Consumer product testing, along with procedures for implementing claims substantiation protocols, is increasingly becoming one of the most talked about topics in the product development process. Whether a company produces cosmetic products for small, independent boutique brands or for large multinational corporations, the race to enhance (or at the very least, match) a product’s on-package claims to its competitors’ is of paramount importance to gain a crucial foothold in the relevant market and target demographic. One of the main claim substantiation areas in modern cosmetics—although one of the least verbosely exhilarating for marketing departments—is moisturization in skin. As with the majority of cosmetic products and claims in the 21st century, marketing, research, development and formulation departments within companies aim to differentiate their product from competitors in one way or another, to create a successful brand and generate profit.
Although this author cannot deny that moisturization capabilities can provide relief for those who suffer from flaky, itching or irritated and dry skin, it would be careless not to acknowledge the marketing-based beguilement within this moisturization sector. Even if a product is legitimately substantiated for providing 96-hr moisturization, it always begs the questions: Why would such a “mindful-of-their-skin” consumer need unremitting moisturization without re-application or cleansing for four continuous days? And does everyone actually need to artificially moisturize their skin?

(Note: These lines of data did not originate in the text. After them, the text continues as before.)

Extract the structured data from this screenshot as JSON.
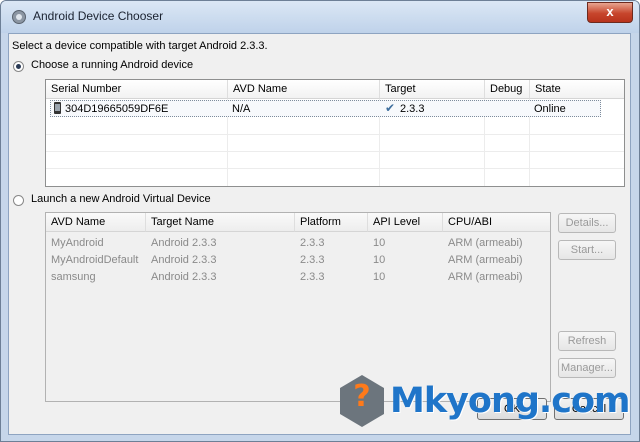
{
  "window": {
    "title": "Android Device Chooser",
    "close_label": "x",
    "icon": "gear-icon"
  },
  "prompt": "Select a device compatible with target Android 2.3.3.",
  "running": {
    "option_label": "Choose a running Android device",
    "selected": true,
    "columns": [
      "Serial Number",
      "AVD Name",
      "Target",
      "Debug",
      "State"
    ],
    "rows": [
      {
        "serial": "304D19665059DF6E",
        "avd": "N/A",
        "target": "2.3.3",
        "debug": "",
        "state": "Online",
        "device_icon": "phone-icon",
        "target_icon": "checkmark-icon"
      }
    ]
  },
  "launch": {
    "option_label": "Launch a new Android Virtual Device",
    "selected": false,
    "columns": [
      "AVD Name",
      "Target Name",
      "Platform",
      "API Level",
      "CPU/ABI"
    ],
    "rows": [
      {
        "avd": "MyAndroid",
        "target": "Android 2.3.3",
        "platform": "2.3.3",
        "api": "10",
        "cpu": "ARM (armeabi)"
      },
      {
        "avd": "MyAndroidDefault",
        "target": "Android 2.3.3",
        "platform": "2.3.3",
        "api": "10",
        "cpu": "ARM (armeabi)"
      },
      {
        "avd": "samsung",
        "target": "Android 2.3.3",
        "platform": "2.3.3",
        "api": "10",
        "cpu": "ARM (armeabi)"
      }
    ],
    "buttons": {
      "details": "Details...",
      "start": "Start...",
      "refresh": "Refresh",
      "manager": "Manager..."
    }
  },
  "footer": {
    "ok": "OK",
    "cancel": "Cancel"
  },
  "watermark": {
    "text": "Mkyong.com",
    "glyph": "?"
  },
  "colors": {
    "title_bar": "#c6d6ea",
    "selection": "#1f75c9",
    "watermark_accent": "#ff7a1a"
  }
}
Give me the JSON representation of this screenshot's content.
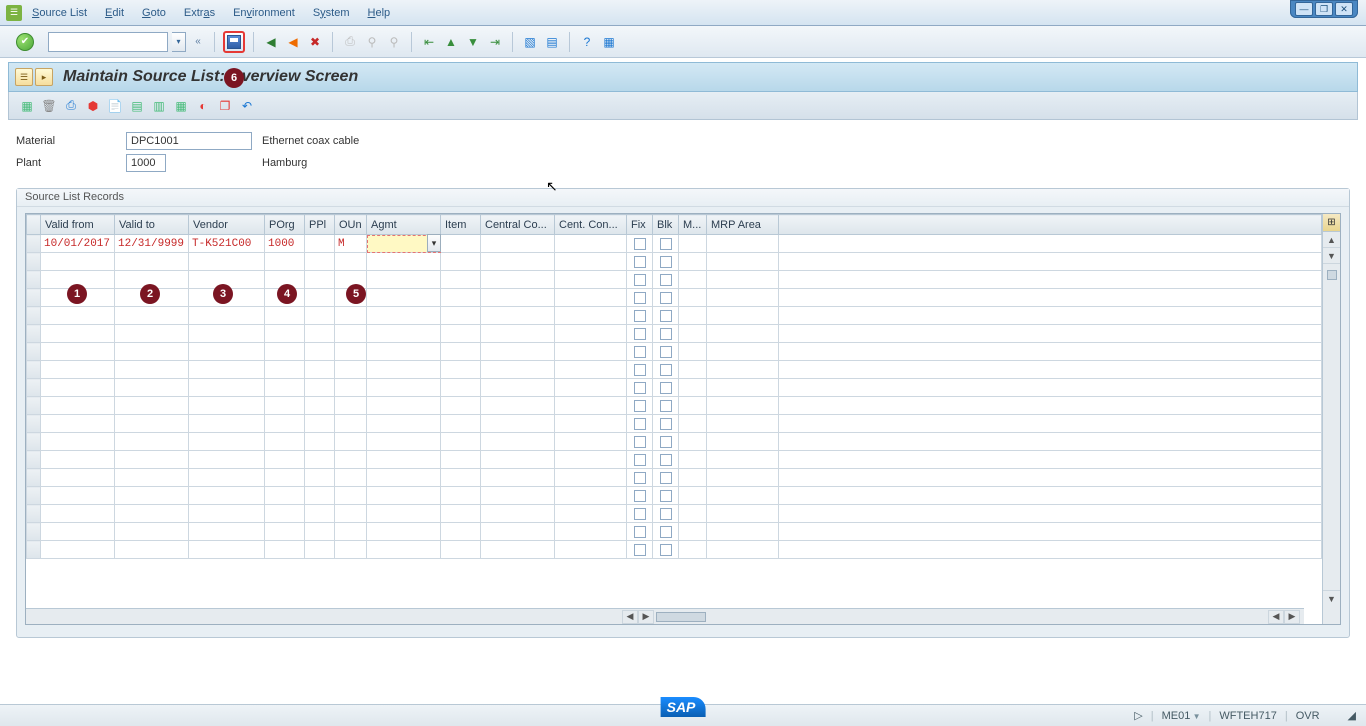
{
  "menu": {
    "items": [
      "Source List",
      "Edit",
      "Goto",
      "Extras",
      "Environment",
      "System",
      "Help"
    ]
  },
  "title": "Maintain Source List: Overview Screen",
  "header": {
    "material_label": "Material",
    "material_value": "DPC1001",
    "material_desc": "Ethernet coax cable",
    "plant_label": "Plant",
    "plant_value": "1000",
    "plant_desc": "Hamburg"
  },
  "group_title": "Source List Records",
  "columns": [
    "",
    "Valid from",
    "Valid to",
    "Vendor",
    "POrg",
    "PPl",
    "OUn",
    "Agmt",
    "Item",
    "Central Co...",
    "Cent. Con...",
    "Fix",
    "Blk",
    "M...",
    "MRP Area"
  ],
  "row1": {
    "valid_from": "10/01/2017",
    "valid_to": "12/31/9999",
    "vendor": "T-K521C00",
    "porg": "1000",
    "ppl": "",
    "oun": "M",
    "agmt": ""
  },
  "footer": {
    "tcode": "ME01",
    "server": "WFTEH717",
    "mode": "OVR"
  },
  "badges": [
    "1",
    "2",
    "3",
    "4",
    "5",
    "6"
  ]
}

While this author has written many a journal on the Sensationalization of Sensation, this column will not be one of them. Henceforth, this article and series will hopefully provide necessary information to assist readers in understanding the testing processes that occur to legitimize on-pack claims of Product X’s capabilities. In an ideal world, every product development team member should understand this process in order to launch the most efficient and cost-effective product. Lest it be forgotten, the claim substantiation procedure, whether for safety or efficacy, is essential to market on-pack claims within the cosmetics industry.